By Tom Maguire | Associate editor

Each year, the Diocese of Syracuse honors its clergy who are celebrating milestone anniversaries. Here, the Sun offers a brief look at jubilarians marking 25, 30, and 40 years of dedicated priestly service. Next week’s issue will feature jubilarians marking 50, 60, and 65 years.

Father Gerard F. Lupa

Father Gerard F. Lupa went to Medjugorje in 1989. Inspired, he came back and started prayer groups.

Asked about their effectiveness, he told this story:

About three years ago, a parishioner at St. Malachy Church in Sherburne, where Father Lupa is the priest in residence, was told there was a ninety-nine percent chance he had fourth-stage pancreatic cancer.

The St. Malachy prayer group started working on the one-percent possibility that the man, Jake Miller, actually had a treatable illness that mimicked the horrible diagnosis.

“The doctor came running into his room with the test results,” Father Lupa recalled. The one-percent chance had won out.

The story symbolizes the remarkable ministries of this year’s priest jubilarians. Father Lupa, who was ordained in May 1977, is among several observing their 40th jubilees.

The St. Malachy prayer group has 10-15 members and meets Thursday nights. “It definitely deepens people’s awareness of their commitment to the Lord,” Father Lupa said.

Miller, 82, retired at age 55 after working for 38 years for IBM in East Fishkill. He was the materials manager, ordering, buying, and taking care of all the parts needed to keep the factory running. The factory isn’t there anymore, but Miller is here, thanks to the very effective prayer group.

Reached at his home in Earlville, he said he doesn’t pretend to be a miracle, “but I’m glad, and I’m as healthy as can be.”

“I had three doctors tell me I had pancreatic cancer and I had a limited time to live,” he said. But when he woke up after exploratory surgery, the doctor told him: “‘No cancer.’”  Instead, Miller had sclerosing  pancreatitis. He also had four nodes on his lungs. They, too, proved to be non-cancerous. After his exploratory surgery, they went away. “Just amazing,” he said. “I was supposed to die.”

“In addition to his prayer group, Father Lupa sent me prayers and cards,” Miller said, “and he always sent me just the right card or the right prayer for what was happening to me at that time.”

Pondering the way he sidestepped a medical disaster, he said: “The only thing that we can attribute it to is all the prayers that we received. … Apparently the good Lord has something special for me to do, and that’s why he’s kept me here. That’s why he spared me.”

In a thankful spirit, Jake and his wife, Janice, also 82, joined Father Lupa’s prayer group. “We feel we owe it to pray for someone else,” Jake said.

Father Lupa also started prayer groups in Rome and in Columbus, Ohio, he said, and they are still going.

He also helps out three weeks a month at Immaculate Conception in Greene and St. Joseph in Oxford. His service includes stints in Binghamton; Whitesboro; Syracuse; Utica; Malone; Clark Summit, Pa.; and Elmhurst, Pa.

Father Lupa was inspired to be a priest by the late Father Ronald Buckle, who told him, “‘I think you belong in the seminary.’”

Father Buckle was very clever, his acolyte said. “He said, ‘Just try it for a year.’”

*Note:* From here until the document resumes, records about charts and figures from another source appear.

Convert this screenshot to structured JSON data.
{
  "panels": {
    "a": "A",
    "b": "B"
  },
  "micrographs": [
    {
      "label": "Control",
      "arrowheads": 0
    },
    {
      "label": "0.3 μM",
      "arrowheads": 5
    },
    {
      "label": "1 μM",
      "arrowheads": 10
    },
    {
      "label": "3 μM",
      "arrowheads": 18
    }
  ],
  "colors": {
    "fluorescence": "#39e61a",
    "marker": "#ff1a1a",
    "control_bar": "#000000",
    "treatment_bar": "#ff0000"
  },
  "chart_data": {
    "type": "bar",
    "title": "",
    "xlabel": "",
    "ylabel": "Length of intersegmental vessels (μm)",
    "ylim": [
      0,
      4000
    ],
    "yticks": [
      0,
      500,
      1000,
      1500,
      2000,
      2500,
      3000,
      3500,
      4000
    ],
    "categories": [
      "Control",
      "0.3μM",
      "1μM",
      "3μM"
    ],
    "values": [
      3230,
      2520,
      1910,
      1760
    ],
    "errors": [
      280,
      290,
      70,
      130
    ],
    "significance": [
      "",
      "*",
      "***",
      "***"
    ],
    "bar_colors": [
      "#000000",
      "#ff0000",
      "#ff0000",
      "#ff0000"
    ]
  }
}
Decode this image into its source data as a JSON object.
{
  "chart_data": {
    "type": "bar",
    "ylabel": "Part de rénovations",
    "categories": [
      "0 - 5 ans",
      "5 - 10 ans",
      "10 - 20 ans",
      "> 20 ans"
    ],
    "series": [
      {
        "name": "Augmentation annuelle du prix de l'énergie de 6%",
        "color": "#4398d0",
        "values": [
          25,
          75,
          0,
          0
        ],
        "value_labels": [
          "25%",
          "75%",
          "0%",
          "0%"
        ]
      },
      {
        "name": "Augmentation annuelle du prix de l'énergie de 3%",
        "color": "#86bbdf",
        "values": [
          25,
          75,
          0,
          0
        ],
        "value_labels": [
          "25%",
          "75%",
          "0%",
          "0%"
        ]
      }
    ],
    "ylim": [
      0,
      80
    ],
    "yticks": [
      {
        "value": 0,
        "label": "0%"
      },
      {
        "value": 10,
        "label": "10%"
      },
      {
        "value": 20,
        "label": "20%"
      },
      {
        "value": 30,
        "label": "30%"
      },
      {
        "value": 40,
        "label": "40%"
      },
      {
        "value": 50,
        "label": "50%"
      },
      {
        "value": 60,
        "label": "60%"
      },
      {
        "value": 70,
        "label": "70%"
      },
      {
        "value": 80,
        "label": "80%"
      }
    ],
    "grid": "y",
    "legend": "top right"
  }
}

Father Lupa also holds dear these quotes from Father Buckle:

“‘If you do what God wants you to do you will find peace in your heart.’”

“‘Jesus is the answer to the world’s problems and our own personal problems.’”

Father Lupa concluded: “I totally agree with him 40 years later.”

 

Father Louis F. Aiello

Father Louis F. Aiello,

formation director,

diocesan permanent diaconate;

assisting at Christ the King Church,

Liverpool, ordained in May 1977

Father Aiello has enjoyed all of his service — both pastoral and diocesan.

“I’ve never felt it to be overwhelming,” he said. He added that with God’s grace, it has always been a joy — all aspects of it.

He served 30 years in parish ministry, including 16 years as a pastor and now for 15 years full time as the director of deacon formation. He also served from 1999 to 2001 as the diocesan director of religious education. Other service includes the priest senate and the priest personnel committee.

In his parish work, he has served in Cazenovia, Syracuse, Tully, and Otisco.

Father Aiello earned his bachelor’s degree at Le Moyne College. Then he earned both his master of divinity degree and his master of arts in theology degree at Christ the King Seminary in East Aurora, N.Y. A man who loves challenges, he later continued his graduate studies at Syracuse University, where he received a master of arts in philosophy degree and an interdisciplinary doctorate in philosophy and religious studies.

 He cited his “depth of feeling about how much I love the priesthood. I feel humbled by it and deeply grateful to God. The center of my life has always been the celebration of the Mass and the Eucharist. It both fills me and fulfills me.”

He added: “My priesthood has been a privilege and an honor: to serve the people of God. … The past 40 years have been such a joy that it seems more like four years.”